Je ne m'en suis sortie que grâce à mon cordon de chair sur lequel je me suis aggripée et qui ne m'a lâchée à aucun moment !

Tiens, en parlant de cordon, il paraît que l'on va m'accoutrer d'un espèce de bracelet dés que je vais pointer le bout de mon nez. Qu'est-ce encore que cette trouvaille de l'humain ? D'après ce que j'ai pu comprendre, c'est pour m'empêcher de me sauver. Et on va me demander mon avis ? Je porte déjà un long collier satiné et je vais devoir me traîner ce bracelet anti fuite ! Enchaînée sans raison, coupable pour la deuxième fois. Ma fuite, je la prépare depuis des mois et des mois... Pas facile d'élaborer un plan d'évasion, quand on risque de se faire menotter à la sortie ! Et ce n'est pas tout. Ils vont m'humilier en prenant mes empreintes. S'ils savaient les bougres ! Mes véritables empreintes, mes racines, sont gravées à jamais dans le petit bedon de maman.

Ils veulent me faire croire que c'est un signe de richesse de porter un bracelet pour me prendre au piège, mais je ne le crois pas. Je suis sûre que c'est un appât. C'est même la voisine de maman qui lui a raconté. Elle disait que le coup du bracelet des nouveaux nés était le premier écrit d'amour qu'on leur offrait et que ce petit bijou vaudrait de l'or pour toute la vie. Même qu'elle a rajouté que dans les pays trés pauvres, il y avait des millions de bébés qui n'avaient pas eu la chance de recevoir un bracelet. Et de poursuivre :

"On reste attachés toute la vie à ce bracelet."
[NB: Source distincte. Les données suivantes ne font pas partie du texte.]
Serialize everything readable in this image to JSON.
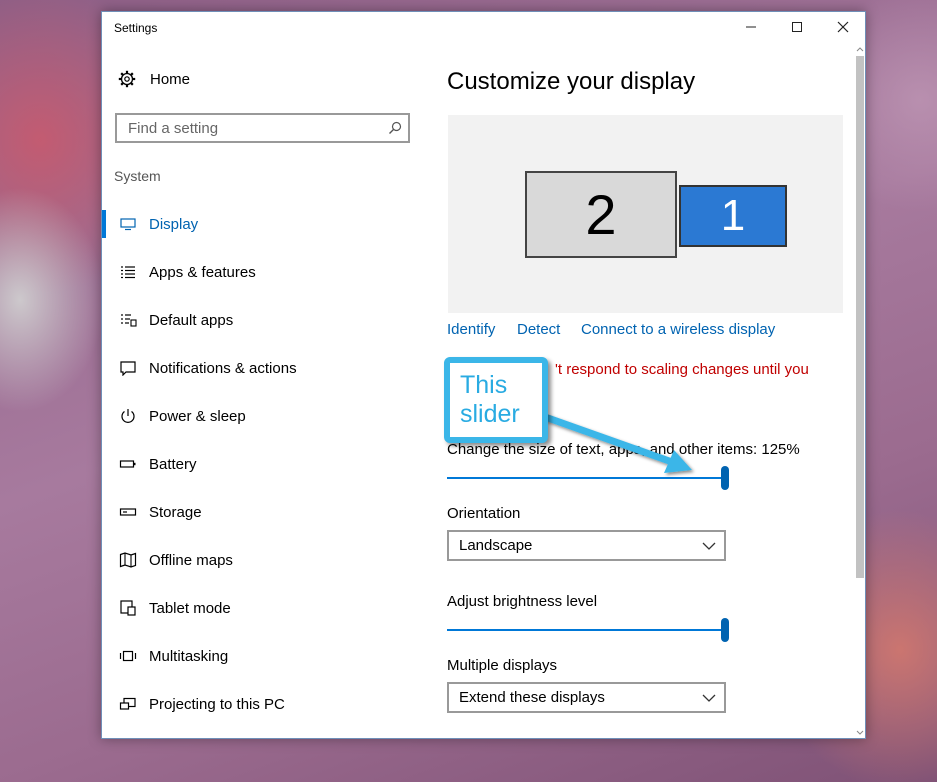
{
  "window": {
    "title": "Settings"
  },
  "sidebar": {
    "home_label": "Home",
    "search_placeholder": "Find a setting",
    "section_heading": "System",
    "items": [
      {
        "label": "Display",
        "icon": "monitor-icon",
        "active": true
      },
      {
        "label": "Apps & features",
        "icon": "list-icon"
      },
      {
        "label": "Default apps",
        "icon": "default-apps-icon"
      },
      {
        "label": "Notifications & actions",
        "icon": "notification-icon"
      },
      {
        "label": "Power & sleep",
        "icon": "power-icon"
      },
      {
        "label": "Battery",
        "icon": "battery-icon"
      },
      {
        "label": "Storage",
        "icon": "storage-icon"
      },
      {
        "label": "Offline maps",
        "icon": "map-icon"
      },
      {
        "label": "Tablet mode",
        "icon": "tablet-icon"
      },
      {
        "label": "Multitasking",
        "icon": "multitasking-icon"
      },
      {
        "label": "Projecting to this PC",
        "icon": "projector-icon"
      }
    ]
  },
  "main": {
    "title": "Customize your display",
    "monitors": {
      "secondary": "2",
      "primary": "1"
    },
    "links": {
      "identify": "Identify",
      "detect": "Detect",
      "wireless": "Connect to a wireless display"
    },
    "warning_visible": "'t respond to scaling changes until you",
    "scale_label": "Change the size of text, apps, and other items: 125%",
    "scale_slider_fraction": 1.0,
    "orientation": {
      "label": "Orientation",
      "value": "Landscape"
    },
    "brightness": {
      "label": "Adjust brightness level",
      "fraction": 1.0
    },
    "multiple_displays": {
      "label": "Multiple displays",
      "value": "Extend these displays"
    }
  },
  "annotation": {
    "line1": "This",
    "line2": "slider"
  },
  "colors": {
    "accent": "#0078d7",
    "link": "#0063b1",
    "warning": "#c00000",
    "callout": "#3bb6e8"
  }
}
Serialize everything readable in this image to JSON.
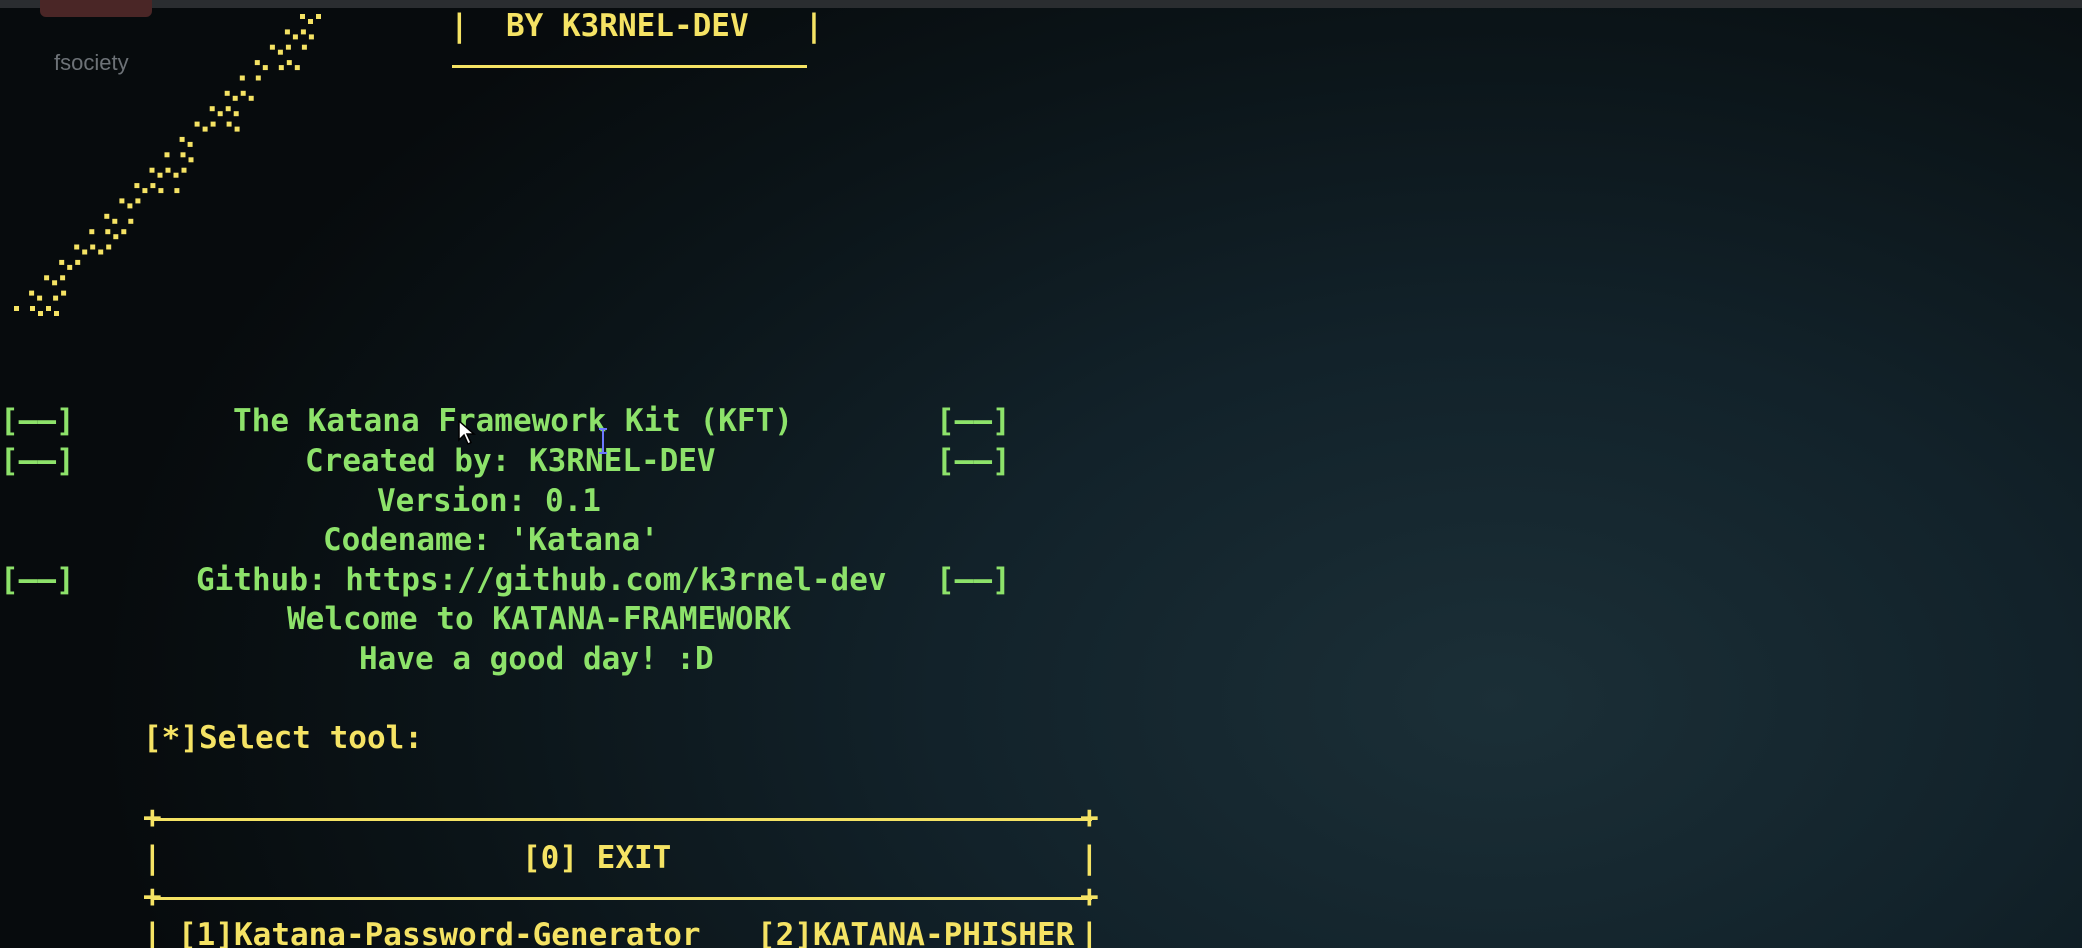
{
  "window": {
    "tab_label": "fsociety"
  },
  "banner": {
    "credit": "|  BY K3RNEL-DEV   |"
  },
  "info": {
    "side_tag": "[——]",
    "title": "The Katana Framework Kit (KFT)",
    "created_by": "Created by: K3RNEL-DEV",
    "version": "Version: 0.1",
    "codename": "Codename: 'Katana'",
    "github": "Github: https://github.com/k3rnel-dev",
    "welcome": "Welcome to KATANA-FRAMEWORK",
    "farewell": "Have a good day! :D"
  },
  "menu": {
    "prompt": "[*]Select tool:",
    "exit_option": "[0] EXIT",
    "tools": [
      {
        "label": "[1]Katana-Password-Generator"
      },
      {
        "label": "[2]KATANA-PHISHER"
      }
    ]
  },
  "colors": {
    "terminal_yellow": "#f5e364",
    "terminal_green": "#8de26a",
    "background": "#0f1c22"
  },
  "icons": [
    "mouse-pointer-icon",
    "text-cursor-icon"
  ]
}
C'est à ce moment précis que j'ai compris qu'ils allaient me capturer à la seconde où ils me repèreraient en me maintenant immobile pour me menotter.
Elle a fini par se trahir cette bonne femme.
Même maman l'a confirmé car dés que la voisine est partie, j'ai entendu maman dire : 

"Elle exagère quand même ! La vérité, c'est que le plus beau cadeau de la vie que puisse recevoir mon bébé, c'est qu'il sorte indemne, sans douleur, et sans aucun souci !'

Donc, vous voyez bien que le coup du bracelet, c'est bien un guet appens !

Pas envie de me faire appréhender... 

Et vous vous l'avez toujours votre bracelet ? Avez vous réussi à rester un homme libre ? 

A moins que vous ayez un plan à me proposer ?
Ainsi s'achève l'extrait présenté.